The top toy 1 can thus make an attack that is likely to lean the opponent toy top 1A. Compared to a traditional toy top simply clashing an opponent toy top with the body, the toy top 1 can effectively attack the opponent toy top 1A. The toy top 1 can also promise an effect of relieving the impact force applied by the collision with the opponent toy top 1A through the coil spring 44.
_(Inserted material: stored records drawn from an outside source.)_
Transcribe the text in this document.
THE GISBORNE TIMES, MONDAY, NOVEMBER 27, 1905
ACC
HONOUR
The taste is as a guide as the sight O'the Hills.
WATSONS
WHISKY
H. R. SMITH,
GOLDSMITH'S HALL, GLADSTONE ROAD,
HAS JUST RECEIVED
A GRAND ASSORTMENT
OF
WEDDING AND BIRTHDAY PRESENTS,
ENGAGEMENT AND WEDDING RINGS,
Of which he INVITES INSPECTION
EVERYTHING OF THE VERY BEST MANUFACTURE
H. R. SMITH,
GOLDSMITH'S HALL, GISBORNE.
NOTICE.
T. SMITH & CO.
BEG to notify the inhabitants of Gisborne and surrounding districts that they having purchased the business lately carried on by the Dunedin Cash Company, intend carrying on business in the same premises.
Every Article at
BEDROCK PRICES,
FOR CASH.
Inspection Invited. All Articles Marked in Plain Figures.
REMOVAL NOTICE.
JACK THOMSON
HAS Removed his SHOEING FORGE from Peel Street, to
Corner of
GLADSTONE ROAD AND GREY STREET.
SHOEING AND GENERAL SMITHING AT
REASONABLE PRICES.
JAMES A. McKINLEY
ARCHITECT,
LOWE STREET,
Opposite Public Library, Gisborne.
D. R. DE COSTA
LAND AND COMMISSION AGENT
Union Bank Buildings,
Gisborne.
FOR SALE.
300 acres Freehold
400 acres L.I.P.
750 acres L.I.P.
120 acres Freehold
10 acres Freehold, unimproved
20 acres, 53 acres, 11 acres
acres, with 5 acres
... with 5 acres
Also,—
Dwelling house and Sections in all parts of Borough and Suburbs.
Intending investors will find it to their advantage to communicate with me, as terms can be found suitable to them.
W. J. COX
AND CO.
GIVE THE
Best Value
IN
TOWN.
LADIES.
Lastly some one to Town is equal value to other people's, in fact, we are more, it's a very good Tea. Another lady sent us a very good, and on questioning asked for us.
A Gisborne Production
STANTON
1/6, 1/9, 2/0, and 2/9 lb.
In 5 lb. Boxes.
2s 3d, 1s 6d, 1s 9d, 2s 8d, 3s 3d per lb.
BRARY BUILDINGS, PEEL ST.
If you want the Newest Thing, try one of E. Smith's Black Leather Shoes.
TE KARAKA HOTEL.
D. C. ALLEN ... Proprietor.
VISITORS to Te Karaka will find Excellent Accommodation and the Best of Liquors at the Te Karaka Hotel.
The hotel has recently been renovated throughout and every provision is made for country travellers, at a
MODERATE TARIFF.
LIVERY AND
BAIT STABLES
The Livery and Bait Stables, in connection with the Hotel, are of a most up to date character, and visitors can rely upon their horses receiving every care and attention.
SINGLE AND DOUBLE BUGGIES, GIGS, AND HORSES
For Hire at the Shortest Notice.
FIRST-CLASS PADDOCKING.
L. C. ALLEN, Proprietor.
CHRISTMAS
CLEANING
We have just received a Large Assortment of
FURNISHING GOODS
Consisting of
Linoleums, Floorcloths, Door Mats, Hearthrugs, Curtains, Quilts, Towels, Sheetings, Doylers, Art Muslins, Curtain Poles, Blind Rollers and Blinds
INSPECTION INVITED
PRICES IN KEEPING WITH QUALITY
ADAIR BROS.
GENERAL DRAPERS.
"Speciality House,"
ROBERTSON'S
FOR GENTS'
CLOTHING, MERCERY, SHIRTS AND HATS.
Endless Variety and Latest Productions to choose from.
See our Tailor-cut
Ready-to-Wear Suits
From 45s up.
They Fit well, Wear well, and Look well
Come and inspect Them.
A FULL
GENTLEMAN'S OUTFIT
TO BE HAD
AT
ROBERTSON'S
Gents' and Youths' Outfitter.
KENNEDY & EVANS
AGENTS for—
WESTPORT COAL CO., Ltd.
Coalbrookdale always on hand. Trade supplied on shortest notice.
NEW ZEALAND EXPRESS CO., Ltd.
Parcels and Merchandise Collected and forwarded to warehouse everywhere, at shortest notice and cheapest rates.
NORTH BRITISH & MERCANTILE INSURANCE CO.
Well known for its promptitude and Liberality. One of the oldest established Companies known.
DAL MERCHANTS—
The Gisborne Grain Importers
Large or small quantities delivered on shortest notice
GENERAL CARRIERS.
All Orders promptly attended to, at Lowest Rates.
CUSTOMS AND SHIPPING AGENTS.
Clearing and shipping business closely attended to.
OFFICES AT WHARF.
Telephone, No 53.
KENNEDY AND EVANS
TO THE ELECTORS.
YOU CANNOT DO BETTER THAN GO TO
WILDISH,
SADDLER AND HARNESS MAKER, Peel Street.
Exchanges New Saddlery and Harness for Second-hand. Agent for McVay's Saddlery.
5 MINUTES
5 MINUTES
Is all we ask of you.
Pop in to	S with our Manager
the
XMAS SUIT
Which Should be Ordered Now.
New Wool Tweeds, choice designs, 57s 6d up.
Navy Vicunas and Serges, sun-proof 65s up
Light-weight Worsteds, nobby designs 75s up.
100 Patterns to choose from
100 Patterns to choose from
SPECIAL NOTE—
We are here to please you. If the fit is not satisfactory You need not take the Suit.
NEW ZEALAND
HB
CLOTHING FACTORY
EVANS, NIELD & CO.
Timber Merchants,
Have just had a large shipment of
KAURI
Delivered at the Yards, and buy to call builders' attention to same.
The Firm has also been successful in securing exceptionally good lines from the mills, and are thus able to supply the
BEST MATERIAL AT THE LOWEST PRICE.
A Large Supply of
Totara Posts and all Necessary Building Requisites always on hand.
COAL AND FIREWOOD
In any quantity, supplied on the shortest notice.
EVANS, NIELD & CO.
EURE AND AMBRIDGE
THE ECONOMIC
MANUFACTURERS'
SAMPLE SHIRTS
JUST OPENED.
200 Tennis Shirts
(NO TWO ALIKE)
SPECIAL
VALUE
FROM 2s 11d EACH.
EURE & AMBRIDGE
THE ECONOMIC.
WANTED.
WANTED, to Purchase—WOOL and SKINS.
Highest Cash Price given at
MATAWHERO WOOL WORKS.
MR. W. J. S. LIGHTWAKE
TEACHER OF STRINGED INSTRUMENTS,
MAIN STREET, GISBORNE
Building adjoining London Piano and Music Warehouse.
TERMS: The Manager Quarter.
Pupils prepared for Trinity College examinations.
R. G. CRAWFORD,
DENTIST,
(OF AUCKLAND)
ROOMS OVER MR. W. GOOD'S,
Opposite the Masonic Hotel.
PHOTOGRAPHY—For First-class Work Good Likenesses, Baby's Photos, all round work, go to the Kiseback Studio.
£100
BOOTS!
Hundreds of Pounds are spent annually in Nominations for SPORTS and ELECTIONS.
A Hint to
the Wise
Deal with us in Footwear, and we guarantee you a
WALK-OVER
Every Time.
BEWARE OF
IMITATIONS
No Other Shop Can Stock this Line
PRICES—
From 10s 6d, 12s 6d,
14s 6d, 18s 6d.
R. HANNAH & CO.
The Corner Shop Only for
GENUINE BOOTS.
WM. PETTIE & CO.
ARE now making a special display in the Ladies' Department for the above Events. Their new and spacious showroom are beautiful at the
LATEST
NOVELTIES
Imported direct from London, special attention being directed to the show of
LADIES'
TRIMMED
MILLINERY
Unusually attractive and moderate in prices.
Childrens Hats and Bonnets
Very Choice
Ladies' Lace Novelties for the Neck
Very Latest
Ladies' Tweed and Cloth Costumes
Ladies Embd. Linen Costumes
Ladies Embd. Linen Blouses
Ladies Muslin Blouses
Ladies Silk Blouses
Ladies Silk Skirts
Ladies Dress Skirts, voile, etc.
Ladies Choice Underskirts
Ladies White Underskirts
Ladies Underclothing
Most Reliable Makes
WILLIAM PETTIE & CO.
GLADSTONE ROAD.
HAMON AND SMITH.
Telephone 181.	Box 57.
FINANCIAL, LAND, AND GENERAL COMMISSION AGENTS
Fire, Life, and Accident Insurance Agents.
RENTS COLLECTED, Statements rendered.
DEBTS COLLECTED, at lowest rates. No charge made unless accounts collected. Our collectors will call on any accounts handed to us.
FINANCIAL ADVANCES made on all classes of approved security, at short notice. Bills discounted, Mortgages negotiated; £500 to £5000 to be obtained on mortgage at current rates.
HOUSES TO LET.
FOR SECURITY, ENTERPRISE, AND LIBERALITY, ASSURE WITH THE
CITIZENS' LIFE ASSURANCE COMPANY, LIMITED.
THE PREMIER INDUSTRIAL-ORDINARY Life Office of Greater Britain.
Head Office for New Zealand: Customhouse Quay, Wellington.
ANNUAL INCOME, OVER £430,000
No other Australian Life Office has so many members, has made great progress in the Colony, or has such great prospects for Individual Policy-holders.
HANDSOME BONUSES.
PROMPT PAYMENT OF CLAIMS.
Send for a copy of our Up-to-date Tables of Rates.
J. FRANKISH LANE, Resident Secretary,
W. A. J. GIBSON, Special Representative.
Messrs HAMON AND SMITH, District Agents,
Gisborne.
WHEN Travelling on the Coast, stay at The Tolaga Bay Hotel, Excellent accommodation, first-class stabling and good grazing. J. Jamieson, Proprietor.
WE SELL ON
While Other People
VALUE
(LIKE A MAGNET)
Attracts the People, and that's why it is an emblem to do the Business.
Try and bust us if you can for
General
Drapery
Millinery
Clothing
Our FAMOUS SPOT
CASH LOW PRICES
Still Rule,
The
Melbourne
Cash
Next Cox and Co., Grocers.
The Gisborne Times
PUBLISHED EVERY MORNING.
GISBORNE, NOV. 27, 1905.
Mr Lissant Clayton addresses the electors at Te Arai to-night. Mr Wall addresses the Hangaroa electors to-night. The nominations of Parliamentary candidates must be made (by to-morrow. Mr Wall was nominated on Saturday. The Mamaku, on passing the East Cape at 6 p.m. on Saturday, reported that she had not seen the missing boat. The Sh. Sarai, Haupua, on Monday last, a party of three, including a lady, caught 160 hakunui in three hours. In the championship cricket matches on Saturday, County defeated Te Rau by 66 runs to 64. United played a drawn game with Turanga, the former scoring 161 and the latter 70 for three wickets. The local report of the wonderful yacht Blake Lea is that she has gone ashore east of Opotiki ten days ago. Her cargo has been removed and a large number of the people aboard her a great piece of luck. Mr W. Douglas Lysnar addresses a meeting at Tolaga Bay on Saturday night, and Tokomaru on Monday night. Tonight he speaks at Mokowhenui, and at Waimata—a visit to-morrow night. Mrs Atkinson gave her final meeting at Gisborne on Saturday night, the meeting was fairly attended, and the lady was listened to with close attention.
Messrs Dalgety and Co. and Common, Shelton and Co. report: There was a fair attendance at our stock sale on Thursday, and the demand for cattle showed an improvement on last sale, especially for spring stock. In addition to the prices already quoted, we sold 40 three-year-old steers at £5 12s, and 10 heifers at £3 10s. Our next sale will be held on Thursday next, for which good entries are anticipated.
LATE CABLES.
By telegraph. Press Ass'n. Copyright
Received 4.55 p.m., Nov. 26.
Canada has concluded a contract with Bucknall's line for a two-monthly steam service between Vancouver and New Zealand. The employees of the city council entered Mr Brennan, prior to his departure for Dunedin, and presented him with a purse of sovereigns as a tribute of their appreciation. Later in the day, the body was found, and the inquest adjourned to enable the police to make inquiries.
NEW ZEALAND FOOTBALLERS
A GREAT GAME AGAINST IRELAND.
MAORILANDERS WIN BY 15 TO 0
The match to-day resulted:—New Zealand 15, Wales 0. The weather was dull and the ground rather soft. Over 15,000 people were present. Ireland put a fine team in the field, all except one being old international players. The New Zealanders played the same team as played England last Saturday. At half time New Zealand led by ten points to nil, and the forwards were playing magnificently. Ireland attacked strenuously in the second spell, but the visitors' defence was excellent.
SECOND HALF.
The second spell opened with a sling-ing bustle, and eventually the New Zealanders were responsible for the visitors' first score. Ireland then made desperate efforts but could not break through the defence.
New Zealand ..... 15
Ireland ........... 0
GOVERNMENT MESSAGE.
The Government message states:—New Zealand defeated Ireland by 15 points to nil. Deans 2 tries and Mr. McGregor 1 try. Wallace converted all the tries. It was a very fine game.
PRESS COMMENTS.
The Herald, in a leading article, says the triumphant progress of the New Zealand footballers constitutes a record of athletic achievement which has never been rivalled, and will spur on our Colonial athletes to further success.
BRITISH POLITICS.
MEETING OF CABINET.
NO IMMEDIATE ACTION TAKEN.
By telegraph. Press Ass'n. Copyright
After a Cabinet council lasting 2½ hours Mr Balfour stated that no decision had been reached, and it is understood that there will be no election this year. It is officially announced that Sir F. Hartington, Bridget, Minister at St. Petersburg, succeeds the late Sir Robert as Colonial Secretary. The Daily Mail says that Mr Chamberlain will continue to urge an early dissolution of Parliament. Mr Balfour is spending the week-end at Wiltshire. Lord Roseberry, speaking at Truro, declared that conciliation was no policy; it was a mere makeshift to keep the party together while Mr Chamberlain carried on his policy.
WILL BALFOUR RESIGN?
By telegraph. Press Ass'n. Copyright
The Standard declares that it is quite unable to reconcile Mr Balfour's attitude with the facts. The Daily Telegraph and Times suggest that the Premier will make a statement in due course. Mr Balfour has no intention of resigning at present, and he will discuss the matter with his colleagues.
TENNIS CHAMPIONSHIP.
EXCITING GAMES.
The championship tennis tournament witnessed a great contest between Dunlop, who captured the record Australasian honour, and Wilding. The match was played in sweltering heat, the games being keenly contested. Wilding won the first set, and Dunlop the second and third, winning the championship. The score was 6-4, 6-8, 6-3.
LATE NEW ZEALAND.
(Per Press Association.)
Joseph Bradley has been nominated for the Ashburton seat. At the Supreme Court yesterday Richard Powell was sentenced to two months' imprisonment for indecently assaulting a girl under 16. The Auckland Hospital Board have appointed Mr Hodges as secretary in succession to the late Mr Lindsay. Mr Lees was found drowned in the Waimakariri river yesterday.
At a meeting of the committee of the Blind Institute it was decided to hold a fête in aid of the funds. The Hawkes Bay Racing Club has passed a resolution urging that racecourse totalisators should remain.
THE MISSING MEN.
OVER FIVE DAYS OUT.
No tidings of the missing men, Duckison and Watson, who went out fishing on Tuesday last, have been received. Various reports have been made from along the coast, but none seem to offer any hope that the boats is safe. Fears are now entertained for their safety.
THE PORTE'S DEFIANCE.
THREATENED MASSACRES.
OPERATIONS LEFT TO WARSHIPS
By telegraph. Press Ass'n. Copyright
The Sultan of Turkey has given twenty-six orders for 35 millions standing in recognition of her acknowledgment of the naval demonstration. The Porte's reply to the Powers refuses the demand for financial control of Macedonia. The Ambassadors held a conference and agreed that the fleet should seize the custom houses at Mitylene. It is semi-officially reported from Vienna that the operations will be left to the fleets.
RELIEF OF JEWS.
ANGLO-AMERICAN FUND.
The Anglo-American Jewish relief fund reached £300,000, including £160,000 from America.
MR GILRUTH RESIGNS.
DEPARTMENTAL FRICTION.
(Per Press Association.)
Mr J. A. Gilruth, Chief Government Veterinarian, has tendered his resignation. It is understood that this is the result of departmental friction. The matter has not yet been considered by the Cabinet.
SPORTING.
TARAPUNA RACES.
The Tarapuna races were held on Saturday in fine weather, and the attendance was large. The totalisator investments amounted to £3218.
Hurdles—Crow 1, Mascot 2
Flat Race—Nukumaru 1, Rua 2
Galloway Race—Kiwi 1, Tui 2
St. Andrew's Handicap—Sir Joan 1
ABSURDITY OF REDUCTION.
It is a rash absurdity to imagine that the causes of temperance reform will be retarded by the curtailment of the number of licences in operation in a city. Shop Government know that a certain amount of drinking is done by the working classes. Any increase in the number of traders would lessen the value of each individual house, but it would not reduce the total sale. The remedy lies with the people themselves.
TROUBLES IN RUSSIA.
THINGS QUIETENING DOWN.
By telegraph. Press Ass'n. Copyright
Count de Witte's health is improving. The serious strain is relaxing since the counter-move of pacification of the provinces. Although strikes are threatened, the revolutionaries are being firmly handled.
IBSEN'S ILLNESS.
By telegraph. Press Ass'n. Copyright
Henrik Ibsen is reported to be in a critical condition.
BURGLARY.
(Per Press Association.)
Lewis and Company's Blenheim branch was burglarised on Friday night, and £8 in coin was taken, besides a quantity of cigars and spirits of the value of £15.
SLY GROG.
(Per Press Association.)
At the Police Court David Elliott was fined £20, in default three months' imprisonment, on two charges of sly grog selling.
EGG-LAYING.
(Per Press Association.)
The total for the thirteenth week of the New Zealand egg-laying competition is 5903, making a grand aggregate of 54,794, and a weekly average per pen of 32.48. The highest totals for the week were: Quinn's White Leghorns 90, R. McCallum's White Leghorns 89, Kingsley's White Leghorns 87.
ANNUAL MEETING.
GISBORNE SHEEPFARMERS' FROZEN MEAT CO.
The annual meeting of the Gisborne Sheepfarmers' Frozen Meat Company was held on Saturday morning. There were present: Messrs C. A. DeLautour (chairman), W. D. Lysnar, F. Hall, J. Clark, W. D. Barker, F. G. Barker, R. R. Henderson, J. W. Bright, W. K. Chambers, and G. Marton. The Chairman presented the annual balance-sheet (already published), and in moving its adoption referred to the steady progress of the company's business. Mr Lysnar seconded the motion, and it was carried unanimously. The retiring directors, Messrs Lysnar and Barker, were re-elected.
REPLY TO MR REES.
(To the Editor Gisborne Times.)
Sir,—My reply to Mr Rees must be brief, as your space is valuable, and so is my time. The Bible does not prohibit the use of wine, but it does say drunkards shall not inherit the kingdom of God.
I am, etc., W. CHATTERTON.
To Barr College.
ALTERNATE EMBODIMENTS OF THE INVENTION

Although an embodiment of the present invention has been described, the invention may include any other embodiment. Various modifications can be made without departing from the spirit of the invention.
For example, in the embodiment described above, the coil spring 44 upwardly biases the middle plate 42. Alternatively, the coil spring 44 may bias the middle plate 42 in one direction, i.e., upward or downward. In other words, the coil spring 44 may downwardly bias the middle plate 42. Also in this case, an effective attack can be made that leans an opponent toy top.
The circumferential face 42a of the middle plate 42 may have any shape other than the flared shape, provided, however, that the circumferential face 42a preferably flares away from the biasing direction of the coil spring 44 as the circumferential face 42a recedes from the axis Ax.
The circumferential face 42a of the middle plate 42 need not surround the entire circumference of the body 40. Alternatively, the circumferential face 42a may surround a partial circumference or may be divided in several segments in the circumference, which are individually biased by the coil spring 44.
The movable component according to the present invention may include at least a portion of the body. For example, the entire body may be the movable component. In this case, the biasing member upwardly and downwardly urging the movable component may be disposed to bias the movable component relative to the shaft portion.

Claims

A toy top having a rotational axis, comprising:
a body;

a shaft portion;

a movable component including at least a portion of the body and being movable upward and downward relative to the rotational axis of the toy top; and

a biasing member which urges the movable component in a biasing direction which is either upward or downward,

wherein the movable component has a circumferential face that flares away from the biasing direction of the biasing member as the circumferential face recedes from the rotational axis, and

wherein when the circumferential face collides with an opponent toy top, the movable component moves against a biasing force of the biasing member in a direction opposite to the biasing direction, and then the movable component is urged by resilience of the biasing member to move the opponent toy top in one of upward and downward directions that is same as the biasing direction.
The toy top according to claim 1, wherein the circumferential face of the movable component surrounds an entire circumference of the body.
The toy top according to claim 1 or 2, wherein
the biasing member urges the movable component upward, and
the circumferential face of the movable component flares downwardly as the circumferential face recedes from the rotational axis.